Em uma fala de vinte e sete minutos de transmissão ao vivo em cadeia de rádio e televisão, o ministro da Justiça, Luiz Antônio Gama e Silva, anunciou o Ato Institucional 5, o AI-5, há exatos 50 anos. Ele apareceu com fisionomia carrancuda, falando em tom solene, ao lado do locutor Alberto Curi, da Agência Nacional. A fala começou às 23h, no fim do dia 13 de dezembro de 1968. Ambos apareceram sentados atrás de uma mesa pequena, estilo rococó, no Salão Nobre do Palácio da Justiça, no Rio de Janeiro.
O país passou a viver, oficialmente, sob o regime de terrorismo de Estado. Com as novas regras, o presidente da República tinha poder absoluto, acima das casas legislativas e das instâncias do Judiciário. O habeas corpus na prática foi abolido. Estados e municípios poderiam sofrer intervenções a qualquer momento e os direitos políticos de qualquer cidadão dependiam da caneta presidencial. Cabia ao presidente também o direito de impor Estado de sítio.

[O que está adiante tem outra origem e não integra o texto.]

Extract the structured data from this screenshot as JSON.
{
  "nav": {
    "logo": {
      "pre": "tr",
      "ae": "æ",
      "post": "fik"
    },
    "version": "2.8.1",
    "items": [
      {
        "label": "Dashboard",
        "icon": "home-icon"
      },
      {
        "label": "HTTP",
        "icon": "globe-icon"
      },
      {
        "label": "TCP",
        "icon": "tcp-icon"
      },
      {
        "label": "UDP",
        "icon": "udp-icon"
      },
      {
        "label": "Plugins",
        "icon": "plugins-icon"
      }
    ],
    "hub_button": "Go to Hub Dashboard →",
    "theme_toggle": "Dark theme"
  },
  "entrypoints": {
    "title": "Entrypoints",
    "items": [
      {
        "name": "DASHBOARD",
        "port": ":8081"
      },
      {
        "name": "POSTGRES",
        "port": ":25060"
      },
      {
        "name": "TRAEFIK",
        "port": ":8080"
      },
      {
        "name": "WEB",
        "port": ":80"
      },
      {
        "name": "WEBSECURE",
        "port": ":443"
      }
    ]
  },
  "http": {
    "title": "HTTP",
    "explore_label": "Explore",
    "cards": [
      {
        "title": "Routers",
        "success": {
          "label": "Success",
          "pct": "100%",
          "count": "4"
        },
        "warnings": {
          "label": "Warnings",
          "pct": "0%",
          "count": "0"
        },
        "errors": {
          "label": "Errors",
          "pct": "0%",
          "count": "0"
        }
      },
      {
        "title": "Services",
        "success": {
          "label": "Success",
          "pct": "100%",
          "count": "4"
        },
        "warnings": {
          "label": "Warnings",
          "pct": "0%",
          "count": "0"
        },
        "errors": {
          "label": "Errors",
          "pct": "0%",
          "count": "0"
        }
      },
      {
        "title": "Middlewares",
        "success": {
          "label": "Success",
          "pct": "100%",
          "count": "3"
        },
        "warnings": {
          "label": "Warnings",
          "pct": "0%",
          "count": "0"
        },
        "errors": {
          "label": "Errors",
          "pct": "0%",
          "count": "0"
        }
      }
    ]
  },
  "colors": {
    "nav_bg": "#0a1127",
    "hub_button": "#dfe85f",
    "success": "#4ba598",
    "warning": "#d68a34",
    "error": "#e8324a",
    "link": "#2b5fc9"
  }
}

Há 4 anos, quando os democratas e patriotas lembraram a passagem dos 50 anos do golpe militar de 1964, não era possível imaginar que num tempo tão curto as sombras dessa triste página da história voltassem a serem vistas. Nesse processo golpista, que pavimentou a estrada que levou a extrema direita à vitória nas eleições presidenciais de 2018, o que não faltaram foram vozes dos arautos daquele regime, a começar pelo presidente eleito, Jair Bolsonaro.
Isso prova que o Estado Democrático de Direito, uma vez violado, pode ser alvo constante de aventureiros, de forças políticas obscurantistas e de projetos ideológicos retrógados. Faz parte dessa cartilha a pregação do ódio e a incitação à violência. Foram essas, basicamente, as armas que o regime de 1964 utilizou para tingir o chão brasileiro com o sangue de abnegados patriotas e democratas. O AI-5 é a mancha mais saliente desse lamentável acontecimento na história do país.
Agora, o que se vê, como predominância na agenda política das forças que ganharam as eleições de 2018, é o mesmo ranço ideológico, um ideal que se levantou contra Tiradentes para tentar fazer sumir da história os objetivos do movimento independentista mineiro, assim como nos casos dos Alfaiates da Bahia, dos republicanos do Nordeste, da Abolição e das construções republicanas, sobretudo a Revolução de 1930.
Há um fio histórico conduzindo e costurando essa evolução. A luta por um Brasil independente, desenvolvido, democrático e socialmente equilibrado se desenvolve em conflito com os enormes poderes discricionários de uma pequena minoria, herança do regime escravista que predominou por 388 anos no país. Nenhuma outra nação manteve a escravidão até às barbas do século XX. Em nenhuma delas, também, as oligarquias rurais tiveram tanta influência até a Segunda Guerra Mundial.
É certo que o combate histórico ao poder ditatorial — em especial à ditadura militar — temperou as forças democráticas e progressistas. No entanto, pouca coisa mudou na essência do modo como essa elite e o povo se vêem e se relacionam.
O AI-5 aprofundou a violência contra a democracia do golpe. Passados 50 anos, seu espectro ameaçador continua presente no cotidiano do país, num cenário em que a luta pela democracia, por soberania nacional e progresso social continua, agora por outros meios. Mas é, a rigor, a mesma luta de Tiradentes, Frei Caneca, Cipriano Barata e tantos outros valentes que tinham um ideal político muito bem definido, que apontava para a conquista da liberdade.